Zamanın insan üzerindeki etkisi coğrafyadan coğrafyaya, insandan insana değişir. Bazı yerlerde insanlar daha hızlı yaşlanır, bazı yerlerde daha çabuk pes eder ya da daha uzun ömürlü olur. Bu sadece fiziksel değil, ruhsal bir farklılığı da beraberinde getirir. Aynı rüzgar, üşüyen biri için soğuk, terleyen biri içinse serinleticidir. İşte bu yüzden zaman, kişisel algılarımıza göre şekil alır. Önemli olan, bu algıyı doğru bir zemine oturtmaktır.
Zaman, insanın en büyük sermayesidir. Ancak çoğu insan, bu sermayeyi plansız bir şekilde harcar. Plansız bir yaşamda 24 saatin nerede geçtiği bile belirsizdir. İnsan, zamanı planlı bir şekilde değerlendirdiğinde, hayatında anlamlı bir iz bırakabilir. Bunun için de insanın zamanla olan ilişkisini yeniden gözden geçirmesi gerekir.

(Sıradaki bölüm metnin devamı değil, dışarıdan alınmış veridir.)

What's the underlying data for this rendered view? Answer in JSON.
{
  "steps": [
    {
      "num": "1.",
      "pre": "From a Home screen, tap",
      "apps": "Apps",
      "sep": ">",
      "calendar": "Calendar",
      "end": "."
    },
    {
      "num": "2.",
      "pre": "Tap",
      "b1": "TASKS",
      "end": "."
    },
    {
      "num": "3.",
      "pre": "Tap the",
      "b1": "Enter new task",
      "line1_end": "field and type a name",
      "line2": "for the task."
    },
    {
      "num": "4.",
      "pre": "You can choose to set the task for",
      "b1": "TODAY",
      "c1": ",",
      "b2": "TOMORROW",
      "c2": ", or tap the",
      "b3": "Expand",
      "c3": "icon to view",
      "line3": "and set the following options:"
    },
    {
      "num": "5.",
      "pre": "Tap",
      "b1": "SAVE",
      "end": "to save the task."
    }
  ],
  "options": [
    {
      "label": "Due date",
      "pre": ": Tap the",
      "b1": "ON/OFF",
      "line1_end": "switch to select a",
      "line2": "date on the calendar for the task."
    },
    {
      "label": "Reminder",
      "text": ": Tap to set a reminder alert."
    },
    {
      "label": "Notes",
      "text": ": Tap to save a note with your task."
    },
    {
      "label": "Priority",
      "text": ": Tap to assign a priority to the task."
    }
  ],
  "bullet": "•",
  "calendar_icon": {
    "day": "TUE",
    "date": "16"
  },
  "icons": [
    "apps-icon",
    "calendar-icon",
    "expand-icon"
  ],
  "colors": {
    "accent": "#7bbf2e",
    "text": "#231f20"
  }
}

Zamanı bir düşman olarak görmek yerine, onunla ortaklık kurmayı öğrenmeliyiz. Tıpkı bir üretim sürecinde doğa, emek ve sermaye nasıl bir araya gelirse; yaşamın üretimi için de insan, zaman, akıl ve plan bir araya gelmelidir. Bu birleşim olmadığında, hayat boş çabaların yığını haline gelir. Bu da insanı hüsrana uğratır ve geride bir "keşke" denizinde boğulmasına neden olur.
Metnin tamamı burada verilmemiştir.